The Dutch disease explanation states that, as overseas incomes increase and exports become
uncompetitive, the price of exports fall relative to the GDP deflator, and rise relative to the price of imports.
The absorption effect on the other hand, rather than focusing on relative price changes, predicts that
changes in overseas income have a direct effect on national consumption patterns. In times of rising
overseas income, a rise in consumption is then most likely, which, if domestic production is unable to cope
with, leads to a worsening of the trade balance. The consequence of these effects is that a country with high
and growing levels of overseas investment will find its trade balance worsening, and the UK seems to be a
good country on which to test the theory. As overseas income grew rapidly from 1870 to 1913, the trade
balance deteriorated in a systematic way. Rowthorn and Solomou have attempted to quantify the extent to
which the Dutch disease and absorption effect deteriorated the trade balance. The result of their analysis
shows that the Dutch disease effect had little significant effect on the long-run trend of the deteriorating
trade balance. The evidence to discredit the Dutch disease effect hinging on the lack of any notable
correlation between the real exchange rate movements and trade balance movements, except in a short
period during the Edwardian period. The absorption effect, on the other hand, did have a notable effect on
the trade balance. They calculated that the marginal propensity to consume out of overseas income was
0.53, a reassuringly similar value to the consumption propensity out of domestic income. They then
conclude that with a high correlation between the rise in overseas income and the worsening trade balance,
it is possible to causally link the effect on the trade balance to the absorption effect.

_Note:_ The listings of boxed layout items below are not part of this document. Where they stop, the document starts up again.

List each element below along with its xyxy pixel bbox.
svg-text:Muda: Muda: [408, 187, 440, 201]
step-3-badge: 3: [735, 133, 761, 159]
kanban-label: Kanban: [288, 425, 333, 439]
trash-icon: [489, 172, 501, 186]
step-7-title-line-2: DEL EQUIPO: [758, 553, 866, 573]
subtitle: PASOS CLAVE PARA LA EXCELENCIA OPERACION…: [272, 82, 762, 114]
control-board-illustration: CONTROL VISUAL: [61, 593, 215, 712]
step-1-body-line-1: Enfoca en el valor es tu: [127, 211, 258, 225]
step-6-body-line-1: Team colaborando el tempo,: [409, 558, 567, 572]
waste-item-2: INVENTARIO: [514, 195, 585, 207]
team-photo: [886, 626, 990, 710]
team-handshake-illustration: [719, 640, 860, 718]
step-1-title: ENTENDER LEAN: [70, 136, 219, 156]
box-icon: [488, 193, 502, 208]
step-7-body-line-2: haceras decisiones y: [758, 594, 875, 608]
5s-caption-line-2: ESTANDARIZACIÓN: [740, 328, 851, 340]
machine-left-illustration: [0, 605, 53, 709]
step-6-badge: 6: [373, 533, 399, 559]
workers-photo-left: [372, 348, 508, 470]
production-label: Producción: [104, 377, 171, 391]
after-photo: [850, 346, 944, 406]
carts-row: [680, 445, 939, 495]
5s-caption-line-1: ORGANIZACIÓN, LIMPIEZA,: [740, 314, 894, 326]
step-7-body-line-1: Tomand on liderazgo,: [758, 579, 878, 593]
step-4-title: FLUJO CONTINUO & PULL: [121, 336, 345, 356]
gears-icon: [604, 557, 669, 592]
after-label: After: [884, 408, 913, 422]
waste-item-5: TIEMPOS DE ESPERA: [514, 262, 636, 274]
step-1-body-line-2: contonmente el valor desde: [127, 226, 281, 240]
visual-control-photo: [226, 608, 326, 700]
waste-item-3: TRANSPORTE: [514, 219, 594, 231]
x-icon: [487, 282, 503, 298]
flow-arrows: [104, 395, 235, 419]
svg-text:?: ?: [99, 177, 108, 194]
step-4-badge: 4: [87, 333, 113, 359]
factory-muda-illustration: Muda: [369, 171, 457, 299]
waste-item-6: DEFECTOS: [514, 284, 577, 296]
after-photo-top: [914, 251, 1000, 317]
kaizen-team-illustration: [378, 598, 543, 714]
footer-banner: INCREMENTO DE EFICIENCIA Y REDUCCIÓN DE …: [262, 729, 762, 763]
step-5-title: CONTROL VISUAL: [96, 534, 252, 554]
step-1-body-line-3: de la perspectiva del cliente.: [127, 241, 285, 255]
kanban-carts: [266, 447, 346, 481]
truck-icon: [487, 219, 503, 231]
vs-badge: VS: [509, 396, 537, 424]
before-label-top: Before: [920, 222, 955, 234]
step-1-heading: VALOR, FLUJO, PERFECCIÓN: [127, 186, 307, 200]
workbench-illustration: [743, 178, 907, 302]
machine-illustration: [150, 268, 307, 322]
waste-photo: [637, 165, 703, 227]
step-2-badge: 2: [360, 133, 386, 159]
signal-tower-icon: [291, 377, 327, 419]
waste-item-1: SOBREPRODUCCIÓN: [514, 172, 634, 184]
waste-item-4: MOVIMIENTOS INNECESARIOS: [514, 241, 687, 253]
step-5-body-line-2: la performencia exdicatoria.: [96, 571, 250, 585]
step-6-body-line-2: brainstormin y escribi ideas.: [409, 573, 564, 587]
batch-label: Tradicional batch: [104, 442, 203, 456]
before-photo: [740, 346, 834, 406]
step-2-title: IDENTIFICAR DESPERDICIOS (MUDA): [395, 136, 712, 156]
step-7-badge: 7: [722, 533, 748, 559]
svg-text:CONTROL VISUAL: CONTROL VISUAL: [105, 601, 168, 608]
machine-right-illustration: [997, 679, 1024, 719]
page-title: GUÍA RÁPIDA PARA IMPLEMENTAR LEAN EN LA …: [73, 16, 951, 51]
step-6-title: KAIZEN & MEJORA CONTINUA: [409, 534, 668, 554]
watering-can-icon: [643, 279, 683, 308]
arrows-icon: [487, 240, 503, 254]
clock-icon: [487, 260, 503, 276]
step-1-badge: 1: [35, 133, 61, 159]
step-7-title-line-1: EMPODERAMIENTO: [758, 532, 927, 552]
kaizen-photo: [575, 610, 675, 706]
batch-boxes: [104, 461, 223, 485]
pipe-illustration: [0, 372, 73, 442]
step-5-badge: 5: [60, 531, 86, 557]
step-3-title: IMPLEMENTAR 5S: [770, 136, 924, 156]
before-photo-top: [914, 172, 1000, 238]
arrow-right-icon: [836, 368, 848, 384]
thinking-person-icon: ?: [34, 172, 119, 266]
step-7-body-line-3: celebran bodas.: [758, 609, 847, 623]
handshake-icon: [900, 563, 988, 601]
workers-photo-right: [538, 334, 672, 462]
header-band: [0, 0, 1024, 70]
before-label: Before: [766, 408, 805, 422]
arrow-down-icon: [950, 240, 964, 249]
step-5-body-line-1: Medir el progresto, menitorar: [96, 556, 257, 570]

Nevertheless, such arguments can be as easily discredited as they can be supported. The trade
process is almost too complicated to fully understand, and I believe it is impossible to draw such a direct
causation. It is not justifiable to attribute the deterioration of the trade balance solely on the absorption or
Dutch disease effects of overseas income. There is no doubt there were many other causes of the worsening
trade deficit, not least the advance of other developed industries in once “monopolised” industries and the
fact that imports mainly constituted of food and primary produce, not the type of goods that the absorption
effect would predict. The only firm conclusion we can draw is that the growth of overseas income did have
some detrimental consequences on the UK economy, but is not all to blame for the worsening trade deficit.
As for capital exports, they appear to have had tangible and beneficial consequences to the UK
economy. The net benefit or cost between the consequences of capital exports and overseas income is
almost impossible to measure. One would however assume that internationally at least, the long term
benefits of Britain’s capital investment, to the target countries and other countries involved in subsequent
trade, largely surpass its costs, such as debt repayment. The far more subjective questions of whether or not
it was “fair” for Britain to “subsidise” other countries benefits from lower import prices at the expense of
its domestic industries, and whether it is desirable to live as a rentier nation, should then be answered.
Interesting questions unfortunately outside the scope of this essay.